Meggin just looked up at him and didn’t say anything.
“Would you like to have a bath?” he asked.
She didn’t reply. It was rather irritating. Or it would be irritating, he quickly corrected himself, if she wasn’t such a little girl. One couldn’t be annoyed by an innocent orphan. Could one?
“What would you like to do today?” he said, rather more loudly. They were climbing the stairs. Meggin wasn’t even pretending to pay attention. She was caressing the satiny finish of the stair rail as if it were a cat. What was needed here, obviously, was a female.
He paused. “Wait here,” he instructed her and then turned around. Meggin was nothing if not obedient. She sat down on the stair and began stroking the stair railings.
Tom clumped down the stairs feeling extremely irritable. He’d been thinking about this trip for over two years now. He had planned to arrive at Rees’s house, and—and there’s the rub. Talk to him. Tell him he missed him? Their father’s taunts rang in his ears just as loudly as they obviously still did in Rees’s: expressing such an emotion would be girlish. How could he tell Rees that he missed his big brother, that he missed talking to him, that he wished they were friends? From what he could see, the only friend Rees had was Simon Darby, and that all went back to the days when Rees would flee the house and disappear to the Darby household for days.
Tom sighed. “Leke!” he shouted.
“Here, sir.” The butler trotted through the green door, drying cloth in hand. “I’m just on my way to the employment agency, sir. I think we could use a few maids.”
“Undoubtedly,” Tom said, allowing faint irony to enter his tone. The corners of his room were festooned with cobwebs.
“Had I known of your arrival, sir,” Leke said majestically, “I would have had your room prepared.”
“Never mind that, where’s your niece? The one and only maid? I need someone to care for the child.”
“I’m afraid she has let us down,” Leke admitted. “She’s run back to her mum this morning. I’m sure my sister will send her back with a good ear-warming, but meanwhile, there isn’t a woman in the house barring Cook. And Cook is not the sort to do any child-minding. Takes her position very seriously. After all she cooked for the Prince of Wales once; his lordship pays her one hundred guineas a year just to stay in the household.”
“Bejesus,” Tom muttered. One hundred guineas was nearly what he made as vicar, and more than most of his parishioners made put together.
He started back up the stairs. Cook wasn’t the only woman in the house. Lina was a woman. Anyone except a blind man could see that.
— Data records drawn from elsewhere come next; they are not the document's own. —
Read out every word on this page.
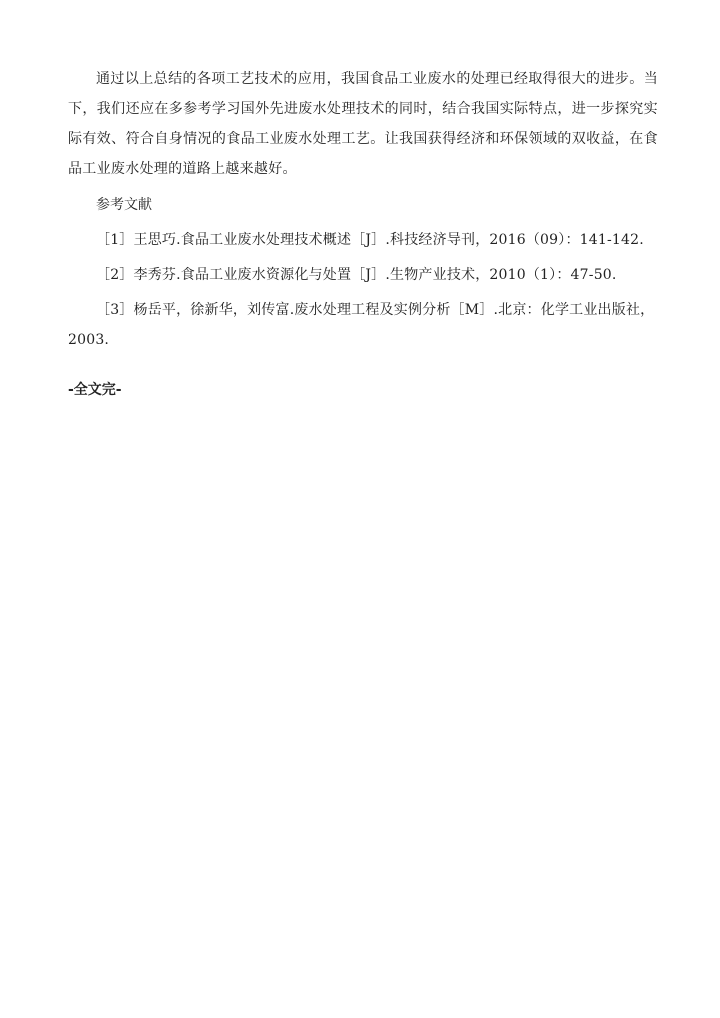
通过以上总结的各项工艺技术的应用，我国食品工业废水的处理已经取得很大的进步。当下，我们还应在多参考学习国外先进废水处理技术的同时，结合我国实际特点，进一步探究实际有效、符合自身情况的食品工业废水处理工艺。让我国获得经济和环保领域的双收益，在食品工业废水处理的道路上越来越好。

参考文献
［1］王思巧.食品工业废水处理技术概述［J］.科技经济导刊，2016（09）：141-142.
［2］李秀芬.食品工业废水资源化与处置［J］.生物产业技术，2010（1）：47-50.
［3］杨岳平，徐新华，刘传富.废水处理工程及实例分析［M］.北京：化学工业出版社，2003.
-全文完-
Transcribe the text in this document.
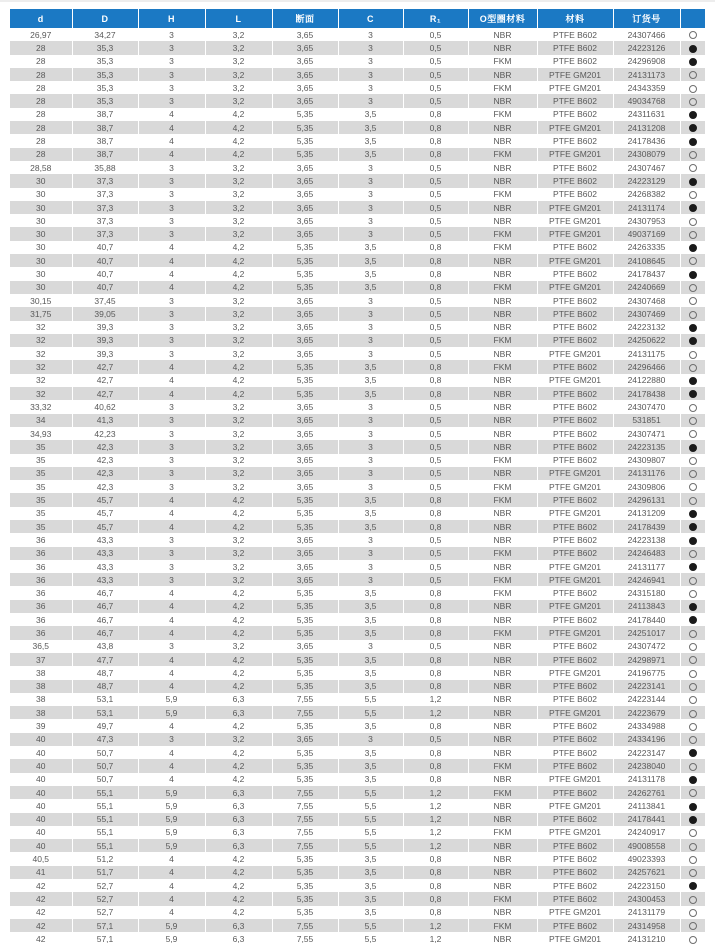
d	D	H	L	断面	C	R₁	O型圈材料	材料	订货号	
26,97	34,27	3	3,2	3,65	3	0,5	NBR	PTFE B602	24307466	
28	35,3	3	3,2	3,65	3	0,5	NBR	PTFE B602	24223126	
28	35,3	3	3,2	3,65	3	0,5	FKM	PTFE B602	24296908	
28	35,3	3	3,2	3,65	3	0,5	NBR	PTFE GM201	24131173	
28	35,3	3	3,2	3,65	3	0,5	FKM	PTFE GM201	24343359	
28	35,3	3	3,2	3,65	3	0,5	NBR	PTFE B602	49034768	
28	38,7	4	4,2	5,35	3,5	0,8	FKM	PTFE B602	24311631	
28	38,7	4	4,2	5,35	3,5	0,8	NBR	PTFE GM201	24131208	
28	38,7	4	4,2	5,35	3,5	0,8	NBR	PTFE B602	24178436	
28	38,7	4	4,2	5,35	3,5	0,8	FKM	PTFE GM201	24308079	
28,58	35,88	3	3,2	3,65	3	0,5	NBR	PTFE B602	24307467	
30	37,3	3	3,2	3,65	3	0,5	NBR	PTFE B602	24223129	
30	37,3	3	3,2	3,65	3	0,5	FKM	PTFE B602	24268382	
30	37,3	3	3,2	3,65	3	0,5	NBR	PTFE GM201	24131174	
30	37,3	3	3,2	3,65	3	0,5	NBR	PTFE GM201	24307953	
30	37,3	3	3,2	3,65	3	0,5	FKM	PTFE GM201	49037169	
30	40,7	4	4,2	5,35	3,5	0,8	FKM	PTFE B602	24263335	
30	40,7	4	4,2	5,35	3,5	0,8	NBR	PTFE GM201	24108645	
30	40,7	4	4,2	5,35	3,5	0,8	NBR	PTFE B602	24178437	
30	40,7	4	4,2	5,35	3,5	0,8	FKM	PTFE GM201	24240669	
30,15	37,45	3	3,2	3,65	3	0,5	NBR	PTFE B602	24307468	
31,75	39,05	3	3,2	3,65	3	0,5	NBR	PTFE B602	24307469	
32	39,3	3	3,2	3,65	3	0,5	NBR	PTFE B602	24223132	
32	39,3	3	3,2	3,65	3	0,5	FKM	PTFE B602	24250622	
32	39,3	3	3,2	3,65	3	0,5	NBR	PTFE GM201	24131175	
32	42,7	4	4,2	5,35	3,5	0,8	FKM	PTFE B602	24296466	
32	42,7	4	4,2	5,35	3,5	0,8	NBR	PTFE GM201	24122880	
32	42,7	4	4,2	5,35	3,5	0,8	NBR	PTFE B602	24178438	
33,32	40,62	3	3,2	3,65	3	0,5	NBR	PTFE B602	24307470	
34	41,3	3	3,2	3,65	3	0,5	NBR	PTFE B602	531851	
34,93	42,23	3	3,2	3,65	3	0,5	NBR	PTFE B602	24307471	
35	42,3	3	3,2	3,65	3	0,5	NBR	PTFE B602	24223135	
35	42,3	3	3,2	3,65	3	0,5	FKM	PTFE B602	24309807	
35	42,3	3	3,2	3,65	3	0,5	NBR	PTFE GM201	24131176	
35	42,3	3	3,2	3,65	3	0,5	FKM	PTFE GM201	24309806	
35	45,7	4	4,2	5,35	3,5	0,8	FKM	PTFE B602	24296131	
35	45,7	4	4,2	5,35	3,5	0,8	NBR	PTFE GM201	24131209	
35	45,7	4	4,2	5,35	3,5	0,8	NBR	PTFE B602	24178439	
36	43,3	3	3,2	3,65	3	0,5	NBR	PTFE B602	24223138	
36	43,3	3	3,2	3,65	3	0,5	FKM	PTFE B602	24246483	
36	43,3	3	3,2	3,65	3	0,5	NBR	PTFE GM201	24131177	
36	43,3	3	3,2	3,65	3	0,5	FKM	PTFE GM201	24246941	
36	46,7	4	4,2	5,35	3,5	0,8	FKM	PTFE B602	24315180	
36	46,7	4	4,2	5,35	3,5	0,8	NBR	PTFE GM201	24113843	
36	46,7	4	4,2	5,35	3,5	0,8	NBR	PTFE B602	24178440	
36	46,7	4	4,2	5,35	3,5	0,8	FKM	PTFE GM201	24251017	
36,5	43,8	3	3,2	3,65	3	0,5	NBR	PTFE B602	24307472	
37	47,7	4	4,2	5,35	3,5	0,8	NBR	PTFE B602	24298971	
38	48,7	4	4,2	5,35	3,5	0,8	NBR	PTFE GM201	24196775	
38	48,7	4	4,2	5,35	3,5	0,8	NBR	PTFE B602	24223141	
38	53,1	5,9	6,3	7,55	5,5	1,2	NBR	PTFE B602	24223144	
38	53,1	5,9	6,3	7,55	5,5	1,2	NBR	PTFE GM201	24223679	
39	49,7	4	4,2	5,35	3,5	0,8	NBR	PTFE B602	24334988	
40	47,3	3	3,2	3,65	3	0,5	NBR	PTFE B602	24334196	
40	50,7	4	4,2	5,35	3,5	0,8	NBR	PTFE B602	24223147	
40	50,7	4	4,2	5,35	3,5	0,8	FKM	PTFE B602	24238040	
40	50,7	4	4,2	5,35	3,5	0,8	NBR	PTFE GM201	24131178	
40	55,1	5,9	6,3	7,55	5,5	1,2	FKM	PTFE B602	24262761	
40	55,1	5,9	6,3	7,55	5,5	1,2	NBR	PTFE GM201	24113841	
40	55,1	5,9	6,3	7,55	5,5	1,2	NBR	PTFE B602	24178441	
40	55,1	5,9	6,3	7,55	5,5	1,2	FKM	PTFE GM201	24240917	
40	55,1	5,9	6,3	7,55	5,5	1,2	NBR	PTFE B602	49008558	
40,5	51,2	4	4,2	5,35	3,5	0,8	NBR	PTFE B602	49023393	
41	51,7	4	4,2	5,35	3,5	0,8	NBR	PTFE B602	24257621	
42	52,7	4	4,2	5,35	3,5	0,8	NBR	PTFE B602	24223150	
42	52,7	4	4,2	5,35	3,5	0,8	FKM	PTFE B602	24300453	
42	52,7	4	4,2	5,35	3,5	0,8	NBR	PTFE GM201	24131179	
42	57,1	5,9	6,3	7,55	5,5	1,2	FKM	PTFE B602	24314958	
42	57,1	5,9	6,3	7,55	5,5	1,2	NBR	PTFE GM201	24131210	
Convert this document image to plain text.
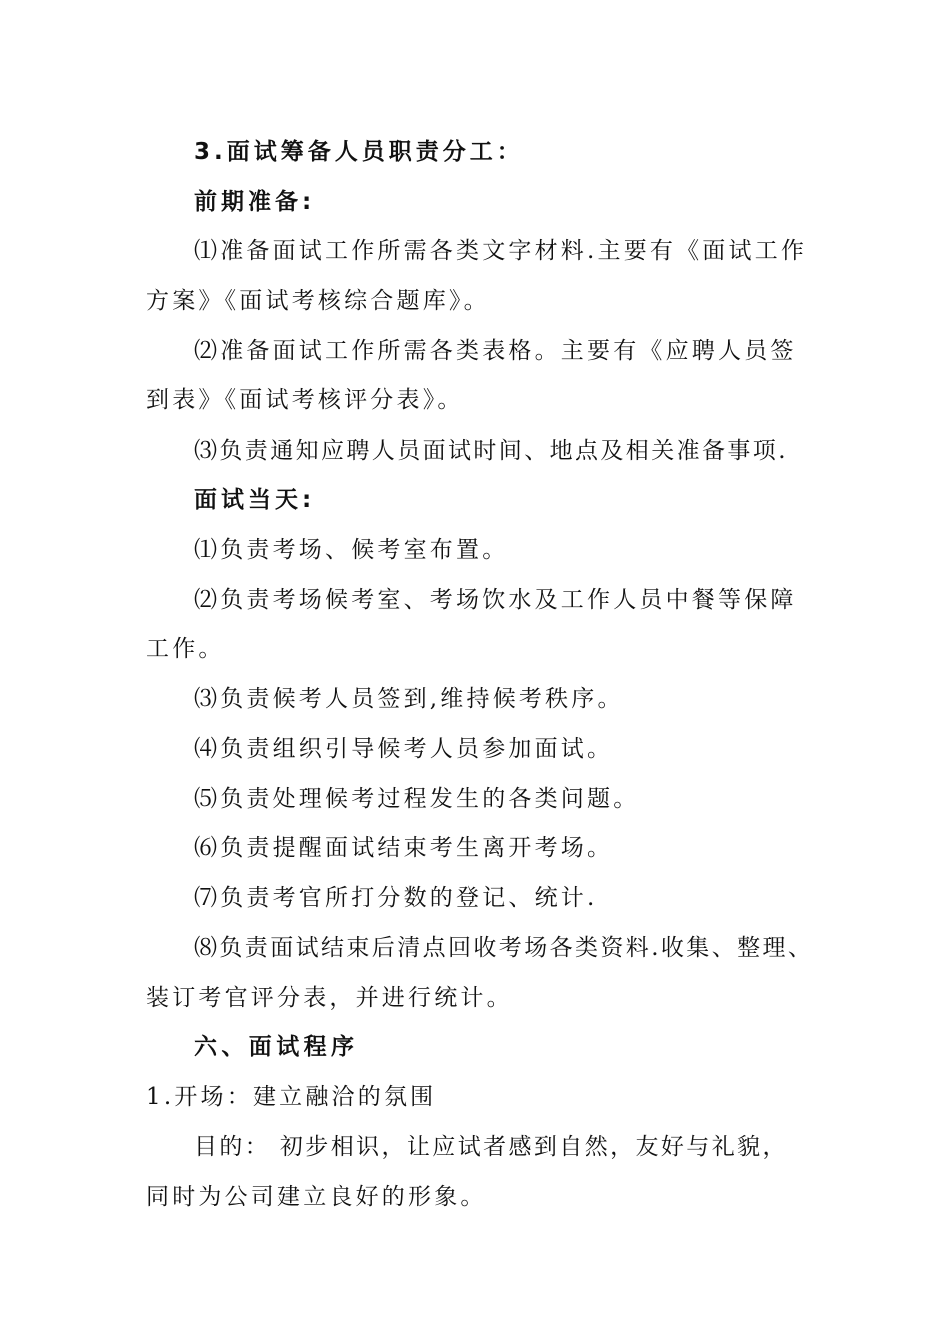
3.面试筹备人员职责分工：
前期准备:
⑴准备面试工作所需各类文字材料.主要有《面试工作
方案》《面试考核综合题库》。
⑵准备面试工作所需各类表格。主要有《应聘人员签
到表》《面试考核评分表》。
⑶负责通知应聘人员面试时间、地点及相关准备事项.
面试当天:
⑴负责考场、候考室布置。
⑵负责考场候考室、考场饮水及工作人员中餐等保障
工作。
⑶负责候考人员签到,维持候考秩序。
⑷负责组织引导候考人员参加面试。
⑸负责处理候考过程发生的各类问题。
⑹负责提醒面试结束考生离开考场。
⑺负责考官所打分数的登记、统计.
⑻负责面试结束后清点回收考场各类资料.收集、整理、
装订考官评分表，并进行统计。
六、面试程序
1.开场：建立融洽的氛围
目的： 初步相识，让应试者感到自然，友好与礼貌，
同时为公司建立良好的形象。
Halfway up the stairs, he passed Meggin and she got up without a word and started following him, for all the world like a curious kitten. At the top of the stairs he turned left and marched down to his mother’s room.
The door opened immediately. “Well hello, Reverend,” Lina said, smiling as wicked a smile as any self-respecting Whore of Babylon would give a bishop.
Tom felt that smile all the way down to his groin. No wonder his brother had thrown his wife out and moved Lina into the bedchamber next to his. God help him, he probably would have done the same. He gave himself a mental shake. She’s a fallen woman. Someone to pity and succor, not lust after as if he were a common ruffian.